|Persecution Type:||Islamic oppression|
|Leader:||Prime Minister Imran Khan|
In 1947, the year of the country’s independence, the situation for Christians became more complicated as Pakistan officially became a Muslim state. All Christians suffer from institutionalized discrimination, illustrated by the fact that occupations seen as low, dirty and derogatory are reserved for Christians by the authorities. Many Christians are poor and some are victims of bonded labor. There are middle-class Christians as well, but this does not save them from being marginalized or persecuted.
Historic churches (like Anglican or Roman Catholic churches) have relative freedom for worship, but they are heavily monitored, and extremists regularly target them for attacks—the last one occurring in December 2017. Christian churches that are active in outreach and youthwork face more persecution. In general, Christians are regarded as second-class citizens. Also, the country’s anti-blasphemy laws are disproportionately applied against the Christian minority—making it difficult and dangerous to live out one’s faith in public. These laws tend to target religious minorities (including Muslim minorities), but affect the Christian minority in particular given their overall percentage of population.
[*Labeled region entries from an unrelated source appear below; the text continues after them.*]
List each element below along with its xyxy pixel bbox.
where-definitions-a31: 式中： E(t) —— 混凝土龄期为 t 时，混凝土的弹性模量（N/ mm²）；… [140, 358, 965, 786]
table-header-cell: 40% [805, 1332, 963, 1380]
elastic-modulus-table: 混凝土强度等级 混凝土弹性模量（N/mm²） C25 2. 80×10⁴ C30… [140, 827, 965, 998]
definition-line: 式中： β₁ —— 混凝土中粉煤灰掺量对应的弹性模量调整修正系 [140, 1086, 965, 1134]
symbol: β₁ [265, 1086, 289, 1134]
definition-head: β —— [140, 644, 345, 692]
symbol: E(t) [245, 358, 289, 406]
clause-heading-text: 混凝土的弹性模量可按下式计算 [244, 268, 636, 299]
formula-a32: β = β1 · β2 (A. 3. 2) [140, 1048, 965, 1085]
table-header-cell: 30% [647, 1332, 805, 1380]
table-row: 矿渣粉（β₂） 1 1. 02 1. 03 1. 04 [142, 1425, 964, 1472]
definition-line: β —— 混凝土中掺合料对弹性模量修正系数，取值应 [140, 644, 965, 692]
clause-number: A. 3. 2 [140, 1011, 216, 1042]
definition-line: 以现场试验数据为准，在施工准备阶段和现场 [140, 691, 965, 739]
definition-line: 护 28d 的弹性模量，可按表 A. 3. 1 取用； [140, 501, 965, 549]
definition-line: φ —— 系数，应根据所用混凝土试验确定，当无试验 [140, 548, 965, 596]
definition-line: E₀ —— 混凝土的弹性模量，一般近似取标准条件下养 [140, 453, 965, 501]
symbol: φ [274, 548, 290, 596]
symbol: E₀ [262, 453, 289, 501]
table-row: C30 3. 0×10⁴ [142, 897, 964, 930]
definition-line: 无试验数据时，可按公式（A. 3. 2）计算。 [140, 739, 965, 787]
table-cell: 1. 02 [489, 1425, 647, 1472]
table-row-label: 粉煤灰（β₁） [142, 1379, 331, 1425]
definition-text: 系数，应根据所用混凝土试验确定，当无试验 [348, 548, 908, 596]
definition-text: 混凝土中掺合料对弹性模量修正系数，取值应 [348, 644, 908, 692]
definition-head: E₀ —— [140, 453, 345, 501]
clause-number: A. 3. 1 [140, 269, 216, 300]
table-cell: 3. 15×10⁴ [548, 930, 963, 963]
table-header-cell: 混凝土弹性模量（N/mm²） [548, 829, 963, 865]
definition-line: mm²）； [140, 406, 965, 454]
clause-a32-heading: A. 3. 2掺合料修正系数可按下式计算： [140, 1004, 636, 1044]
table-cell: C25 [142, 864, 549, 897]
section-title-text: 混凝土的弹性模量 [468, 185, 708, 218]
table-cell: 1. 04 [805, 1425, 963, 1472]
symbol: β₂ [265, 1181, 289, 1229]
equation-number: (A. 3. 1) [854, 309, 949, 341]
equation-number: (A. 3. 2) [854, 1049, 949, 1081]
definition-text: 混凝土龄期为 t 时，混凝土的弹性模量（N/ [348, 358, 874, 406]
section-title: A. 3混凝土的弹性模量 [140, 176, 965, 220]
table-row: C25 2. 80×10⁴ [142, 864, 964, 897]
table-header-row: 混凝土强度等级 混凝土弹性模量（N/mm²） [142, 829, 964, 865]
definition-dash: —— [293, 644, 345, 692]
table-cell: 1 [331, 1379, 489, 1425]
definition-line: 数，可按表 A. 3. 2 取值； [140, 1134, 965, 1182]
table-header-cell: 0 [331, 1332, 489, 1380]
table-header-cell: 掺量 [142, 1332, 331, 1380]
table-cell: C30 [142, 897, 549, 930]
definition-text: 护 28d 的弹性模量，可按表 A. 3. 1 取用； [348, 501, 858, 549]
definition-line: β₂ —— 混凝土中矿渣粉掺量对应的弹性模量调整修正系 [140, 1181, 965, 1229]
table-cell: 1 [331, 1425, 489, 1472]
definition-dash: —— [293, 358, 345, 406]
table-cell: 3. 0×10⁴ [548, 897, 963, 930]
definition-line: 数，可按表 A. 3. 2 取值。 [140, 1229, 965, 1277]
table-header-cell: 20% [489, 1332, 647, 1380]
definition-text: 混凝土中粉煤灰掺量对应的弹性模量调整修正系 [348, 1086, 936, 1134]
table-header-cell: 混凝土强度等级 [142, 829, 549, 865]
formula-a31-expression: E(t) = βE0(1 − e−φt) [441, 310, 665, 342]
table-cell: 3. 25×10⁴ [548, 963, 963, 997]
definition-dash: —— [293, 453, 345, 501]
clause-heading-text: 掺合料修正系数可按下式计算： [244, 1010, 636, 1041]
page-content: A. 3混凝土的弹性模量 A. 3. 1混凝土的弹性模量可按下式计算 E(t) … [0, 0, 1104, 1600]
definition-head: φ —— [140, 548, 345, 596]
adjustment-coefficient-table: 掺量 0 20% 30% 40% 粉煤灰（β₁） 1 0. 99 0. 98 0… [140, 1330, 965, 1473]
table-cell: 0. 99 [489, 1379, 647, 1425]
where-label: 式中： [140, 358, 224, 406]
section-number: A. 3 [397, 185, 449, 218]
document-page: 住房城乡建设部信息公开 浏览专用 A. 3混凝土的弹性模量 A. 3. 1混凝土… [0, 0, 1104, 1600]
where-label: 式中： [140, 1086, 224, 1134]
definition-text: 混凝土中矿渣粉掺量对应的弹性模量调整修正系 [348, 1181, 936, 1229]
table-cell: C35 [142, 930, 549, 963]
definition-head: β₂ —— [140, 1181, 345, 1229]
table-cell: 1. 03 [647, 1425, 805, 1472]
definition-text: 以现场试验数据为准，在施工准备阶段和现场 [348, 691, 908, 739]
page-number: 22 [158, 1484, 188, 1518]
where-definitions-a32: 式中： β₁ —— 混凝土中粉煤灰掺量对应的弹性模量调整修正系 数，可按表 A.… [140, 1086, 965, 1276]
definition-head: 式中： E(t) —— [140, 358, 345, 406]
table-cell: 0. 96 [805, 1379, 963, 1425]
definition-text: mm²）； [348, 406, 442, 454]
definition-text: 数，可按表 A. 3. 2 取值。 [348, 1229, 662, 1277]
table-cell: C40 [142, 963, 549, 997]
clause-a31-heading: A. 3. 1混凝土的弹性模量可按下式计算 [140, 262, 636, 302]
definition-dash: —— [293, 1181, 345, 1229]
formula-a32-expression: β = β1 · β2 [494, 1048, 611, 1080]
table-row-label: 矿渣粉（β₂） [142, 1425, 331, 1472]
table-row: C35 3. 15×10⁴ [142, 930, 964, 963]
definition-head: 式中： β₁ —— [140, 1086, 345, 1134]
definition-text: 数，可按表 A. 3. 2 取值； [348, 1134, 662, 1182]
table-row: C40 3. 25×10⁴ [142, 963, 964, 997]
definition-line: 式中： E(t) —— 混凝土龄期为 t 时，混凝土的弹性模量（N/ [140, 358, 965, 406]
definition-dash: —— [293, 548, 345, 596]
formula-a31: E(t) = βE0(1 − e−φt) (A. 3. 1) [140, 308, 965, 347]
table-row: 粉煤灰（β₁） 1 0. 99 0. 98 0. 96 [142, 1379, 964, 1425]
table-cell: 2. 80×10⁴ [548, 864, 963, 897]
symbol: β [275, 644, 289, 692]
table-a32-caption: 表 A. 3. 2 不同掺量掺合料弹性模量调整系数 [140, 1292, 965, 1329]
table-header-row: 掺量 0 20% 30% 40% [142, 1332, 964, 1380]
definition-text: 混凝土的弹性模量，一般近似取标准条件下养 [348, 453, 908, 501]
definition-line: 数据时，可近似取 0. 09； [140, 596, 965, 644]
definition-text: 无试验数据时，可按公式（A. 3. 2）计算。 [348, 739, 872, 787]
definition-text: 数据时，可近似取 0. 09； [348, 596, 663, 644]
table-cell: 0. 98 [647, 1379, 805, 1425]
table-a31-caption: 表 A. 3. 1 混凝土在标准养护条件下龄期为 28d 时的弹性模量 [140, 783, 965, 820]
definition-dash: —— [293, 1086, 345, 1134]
In May 2019, a landlord killed a Christian worker because he dared to work for another employer, according to a report by Morning Star News. This case illustrates the low social status of most Christians and is just a glimpse of the many similar cases that often go unreported.
Although there have been no major bombing attacks against church buildings in the 2020 World Watch List reporting period, dozens of smaller “everyday attacks” against churches and cemeteries occur. One example is the desecration of the Christian cemetery of Okara on May 12, 2019.